3. мышиных модель декстран сульфата натрия (DSS)-индуцированной колит

  1. Добавьте DSS газобетона воды до конечной концентрации 3,5% (wt/vol).
  2. Администрировать 3,5% DSS для 8-недельных самцов мышей C57BL/6 для в общей сложности 7 дней. Дать очередной питьевой воды без DSS управления мышей.
    1. Переключатель DSS-содержащих воду регулярно питьевой воды после 7 день.
  3. Взвешивание мышей и оценки клинической оценки каждой мыши каждый день. Нормализации веса тела каждой мыши, чтобы его первоначального веса.

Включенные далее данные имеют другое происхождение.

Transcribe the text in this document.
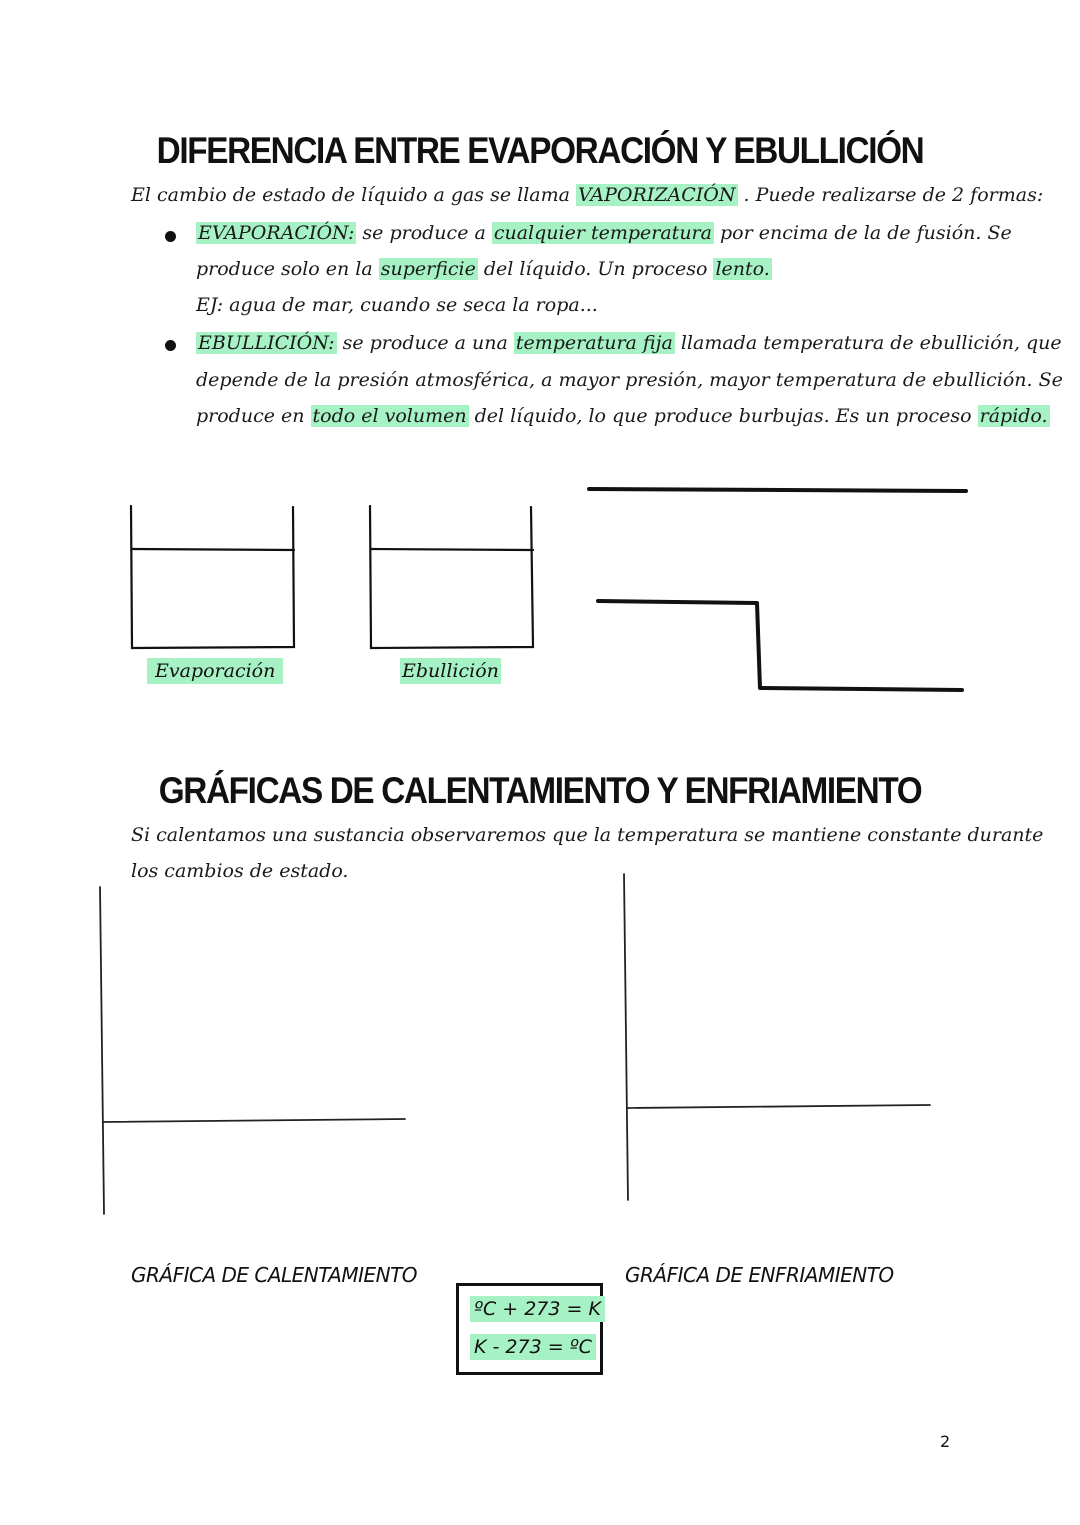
DIFERENCIA ENTRE EVAPORACIÓN Y EBULLICIÓN
El cambio de estado de líquido a gas se llama VAPORIZACIÓN . Puede realizarse de 2 formas:
EVAPORACIÓN: se produce a cualquier temperatura por encima de la de fusión. Se
produce solo en la superficie del líquido. Un proceso lento.
EJ: agua de mar, cuando se seca la ropa...
EBULLICIÓN: se produce a una temperatura fija llamada temperatura de ebullición, que
depende de la presión atmosférica, a mayor presión, mayor temperatura de ebullición. Se
produce en todo el volumen del líquido, lo que produce burbujas. Es un proceso rápido.
Evaporación	Ebullición
GRÁFICAS DE CALENTAMIENTO Y ENFRIAMIENTO
Si calentamos una sustancia observaremos que la temperatura se mantiene constante durante
los cambios de estado.
GRÁFICA DE CALENTAMIENTO	GRÁFICA DE ENFRIAMIENTO
ºC + 273 = K
K - 273 = ºC
2
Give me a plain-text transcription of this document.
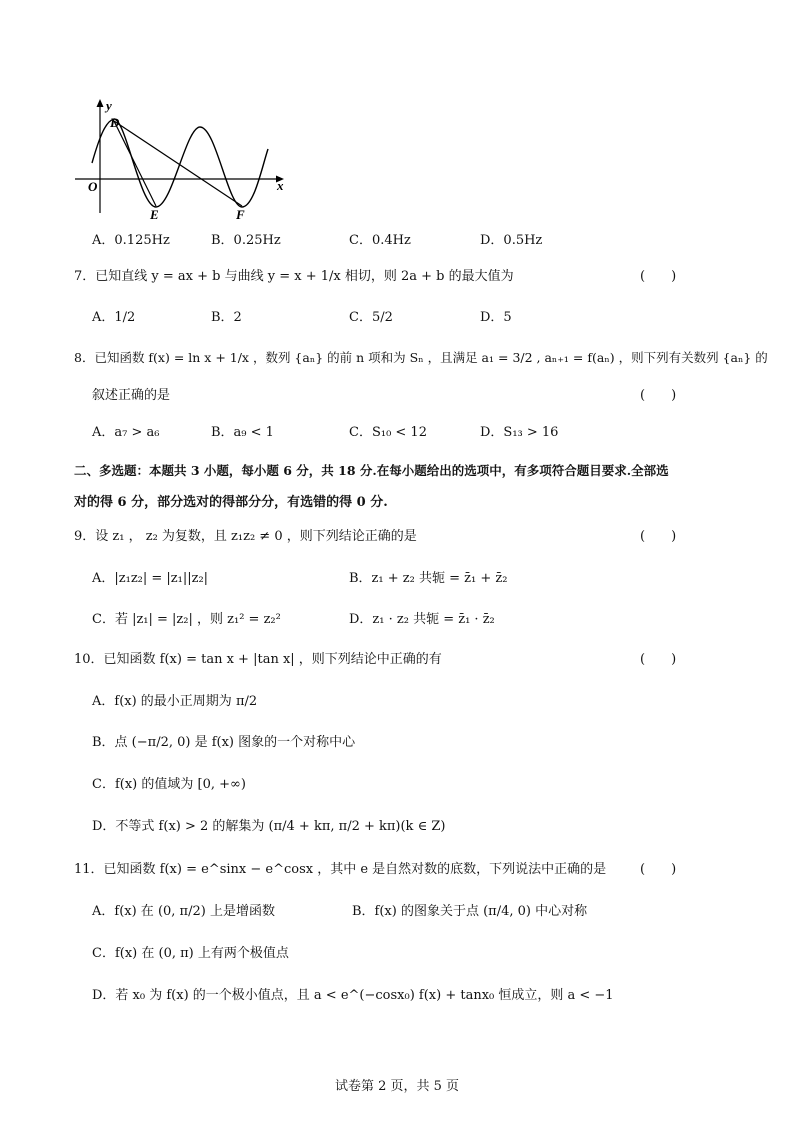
y
x
O
D
E	F
A．0.125Hz	B．0.25Hz	C．0.4Hz	D．0.5Hz
7．已知直线 y = ax + b 与曲线 y = x + 1/x 相切，则 2a + b 的最大值为	(　　)
A．1/2	B．2	C．5/2	D．5
8．已知函数 f(x) = ln x + 1/x ，数列 {aₙ} 的前 n 项和为 Sₙ ，且满足 a₁ = 3/2 , aₙ₊₁ = f(aₙ) ，则下列有关数列 {aₙ} 的
叙述正确的是	(　　)
A．a₇ > a₆	B．a₉ < 1	C．S₁₀ < 12	D．S₁₃ > 16
二、多选题：本题共 3 小题，每小题 6 分，共 18 分.在每小题给出的选项中，有多项符合题目要求.全部选
对的得 6 分，部分选对的得部分分，有选错的得 0 分.
9．设 z₁ ， z₂ 为复数，且 z₁z₂ ≠ 0 ，则下列结论正确的是	(　　)
A．|z₁z₂| = |z₁||z₂|	B．z₁ + z₂ 共轭 = z̄₁ + z̄₂
C．若 |z₁| = |z₂| ，则 z₁² = z₂²	D．z₁ · z₂ 共轭 = z̄₁ · z̄₂
10．已知函数 f(x) = tan x + |tan x| ，则下列结论中正确的有	(　　)
A．f(x) 的最小正周期为 π/2
B．点 (−π/2, 0) 是 f(x) 图象的一个对称中心
C．f(x) 的值域为 [0, +∞)
D．不等式 f(x) > 2 的解集为 (π/4 + kπ, π/2 + kπ)(k ∈ Z)
11．已知函数 f(x) = e^sinx − e^cosx ，其中 e 是自然对数的底数，下列说法中正确的是	(　　)
A．f(x) 在 (0, π/2) 上是增函数	B．f(x) 的图象关于点 (π/4, 0) 中心对称
C．f(x) 在 (0, π) 上有两个极值点
D．若 x₀ 为 f(x) 的一个极小值点，且 a < e^(−cosx₀) f(x) + tanx₀ 恒成立，则 a < −1
试卷第 2 页，共 5 页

Баллы по тяжести заболевания определяются четырьмя параметрами: выпадение прямой кишки (0-2), стул последовательности (0-2), кровотечения (0-2) и деятельности (0-2)5. Сумма баллов из этих параметров для окончательного клиническая оценка.
  4. Чтобы проанализировать состояние гистопатологические толстой ткани, усыпить мышей впрыской внутрибрюшинного (и.п.) с 1,2% (vol/vol) Avertin (0,6 мл/10 г веса тела) 7 дней пост DSS лечения. Подготовить запас 100% Авертен, Смешайте 10 г 2,2,2-tribromoethanol с 10 мл трет Амиловый спирт.  Хранить в темноте при 4° C. Чтобы использовать, разбавляют 100% акций до 2% в воде.
  5. Изолировать слепой кишки и толстой кишки и измерить длину двоеточия5.
  6. Вырежьте сегменты 0,5 см от дистальной части толстой кишки и исправить в 15 мл Сокол тубы 10 мл формалина 10% на ночь. Мыть фиксированных тканей с градуированной этанола (75, 95 и 100%) и ксилола. Внедрить в парафин ткани и сократить разделы 6 мм для гематоксилином и эозином, окрашивание8.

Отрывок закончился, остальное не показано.